Assuming that the series approaches a common ratio $\displaystyle L=\lim_{n\to\infty}\dfrac{T_{n+1}}{T_n}$ , we can consider 4 very large consecutive terms in the series, $a,b,c$ and $d$ , so that: $a+b+c=d\qquad\text{and}\qquad\frac{b}{a}=\frac{c}{b}=\frac{d}{c}=L$ Solving these equations, we can get a cubic equation for L: $\begin{aligned}\frac{c}{b}&=\frac{b}{a}&\frac{d}{c}&=\frac{b}{a}\\ c&=\frac{b^2}{a}&d&=\frac{bc}{a}\\ &&d&=\frac{b^3}{a^2}\\ a+b+c&=d\\ a+b+\frac{b^2}{a}&=\frac{b^3}{a^2}\\ \frac{b^3}{a^3}-\frac{b^2}{a^2}-\frac{b}{a}-1&=0\\ L^3-L^2-L-1&=0\end{aligned}$ To solve this, we will first remove the squared term by letting $L=y+\frac{1}{3}$ : $\left(y+\frac{1}{3}\right)^3-\left(y+\frac{1}{3}\right)^2-\left(y+\frac{1}{3}\right)-1=0\\ \left(y^3+y^2+\frac{1}{3}y+\frac{1}{27}\right)-\left(y^2+\frac{2}{3}y+\frac{1}{9}\right)-\left(y+\frac{1}{3}\right)-1=0\\ 3y^3-4y-\frac{38}{9}=0$ Now, instead of continuing with Cardano's method, we will let $y=\frac{4}{3}\cos\theta$ : $3\left(\frac{4}{3}\cos\theta\right)^3-4\left(\frac{4}{3}\cos\theta\right)-\frac{38}{9}=0\\ \frac{64}{9}\cos^3\theta-\frac{16}{3}\cos\theta-\frac{38}{9}=0\\ 4\cos^3\theta-3\cos\theta-\frac{19}{8}=0$ Using the trigonometric identity $\cos3\theta=4\cos^3\theta-3\cos\theta$ :* $\cos3\theta-\frac{19}{8}=0\\ \cos3\theta=\frac{19}{8}$ This has no real solutions, but there are complex ones, so we can still find the answer to the question with some rearranging: $\begin{aligned}L&=y+\frac{1}{3}\\ L-\frac{1}{3}&=\frac{4}{3}\cos\theta\\ \frac{3L-1}{4}&=\cos\theta\\ \cos^{-1}\frac{3L-1}{4}&=\theta\\ 3\cos^{-1}\frac{3L-1}{4}&=3\theta\\ \cos\left(3\cos^{-1}\frac{3L-1}{4}\right)&=\cos3\theta\\ &=\frac{19}{8}\\ 8\cos\left(3\cos^{-1}\frac{3L-1}{4}\right)&=\boxed{19}\end{aligned}$

---

*Concerning the trigonometric substitution

This is how one would determine what to let y equal for this trigonometric substitution to work:

We are going to let $y=k\cos\theta$ . The cubic expression equals zero, so we can multiply it by whatever we want, so it's simply a matter of finding a value of k such that the ratio between the coefficient of $y^3$ and the coefficient of $y$ is 4:3.

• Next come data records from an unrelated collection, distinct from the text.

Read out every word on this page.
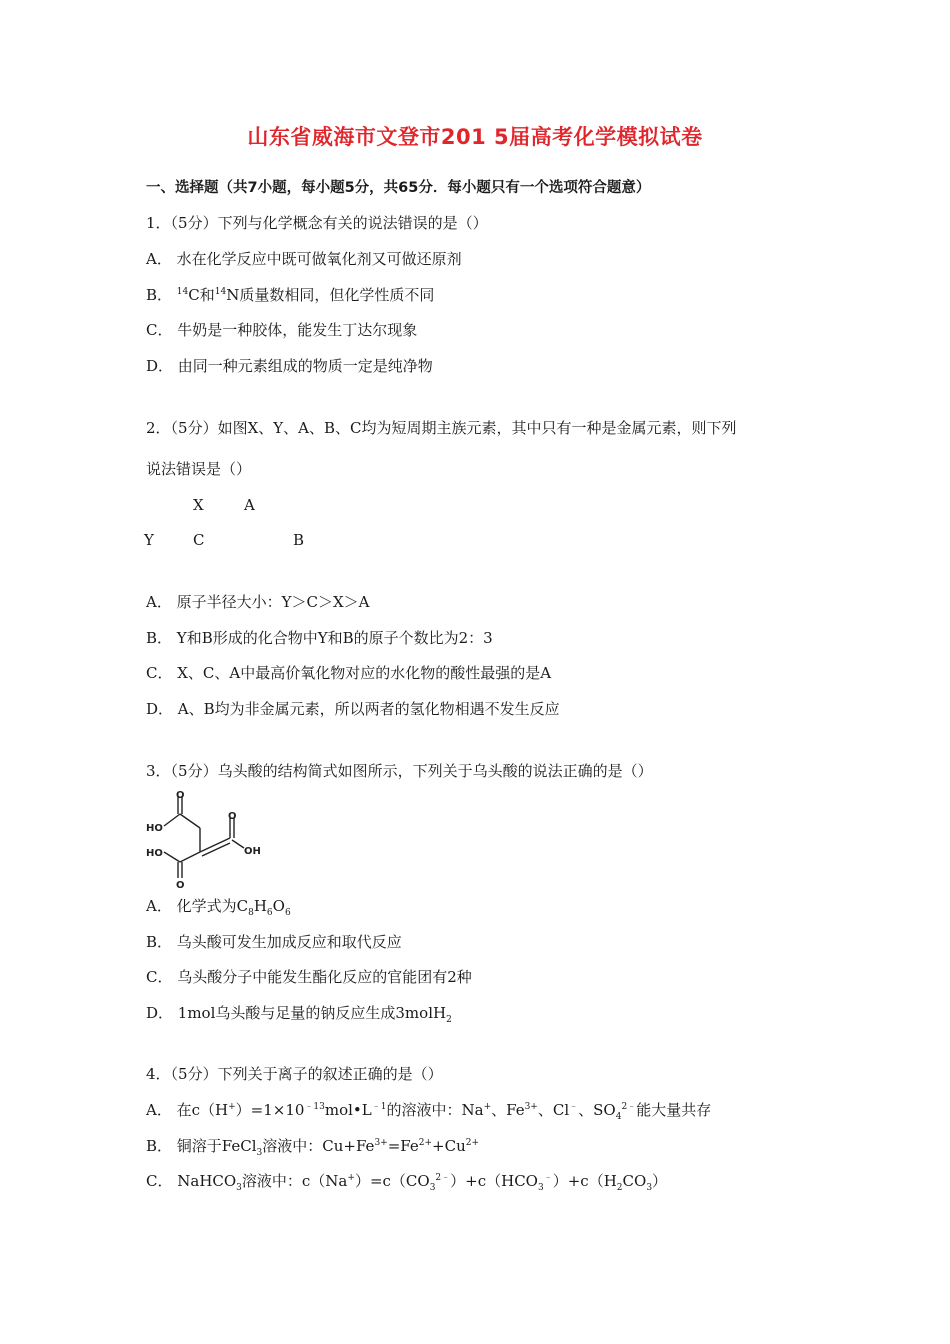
山东省威海市文登市201 5届高考化学模拟试卷
一、选择题（共7小题，每小题5分，共65分．每小题只有一个选项符合题意）
1．（5分）下列与化学概念有关的说法错误的是（）
A． 水在化学反应中既可做氧化剂又可做还原剂
B． $^{14}$C和$^{14}$N质量数相同，但化学性质不同
C． 牛奶是一种胶体，能发生丁达尔现象
D． 由同一种元素组成的物质一定是纯净物
2．（5分）如图X、Y、A、B、C均为短周期主族元素，其中只有一种是金属元素，则下列
说法错误是（）
X	A
Y	C	B
A． 原子半径大小：Y＞C＞X＞A
B． Y和B形成的化合物中Y和B的原子个数比为2：3
C． X、C、A中最高价氧化物对应的水化物的酸性最强的是A
D． A、B均为非金属元素，所以两者的氢化物相遇不发生反应
3．（5分）乌头酸的结构简式如图所示，下列关于乌头酸的说法正确的是（）
O
HO
O
HO	OH
O
A． 化学式为$C_8H_6O_6$
B． 乌头酸可发生加成反应和取代反应
C． 乌头酸分子中能发生酯化反应的官能团有2种
D． 1mol乌头酸与足量的钠反应生成3molH$_2$
4．（5分）下列关于离子的叙述正确的是（）
A． 在$c(H^+)=1\times 10^{﹣13}mol•L^{﹣1}$的溶液中：Na+、$Fe^{3+}$、Cl﹣、$SO_4^{2﹣}$能大量共存
B． 铜溶于FeCl$_3$溶液中：$Cu+Fe^{3+}=Fe^{2+}+Cu^{2+}$
C． NaHCO$_3$溶液中：$c(Na^+)=c(CO_3^{2﹣})+c(HCO_3^﹣)+c(H_2CO_3)$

When we substitute in, the $3y^3$ will become $3k^3\cos^3\theta$ and the $4y$ will become $4k\cos^3\theta$ , so to make the ratio work: $\frac{3k^3}{4k}=\frac{4}{3}\\ k^2=\frac{16}{9}\\ k=\frac{4}{3}$ Now when we do the substitution we will be able to use the formula $\cos3\theta=4\cos^3\theta-3\cos\theta$ and solve the equation.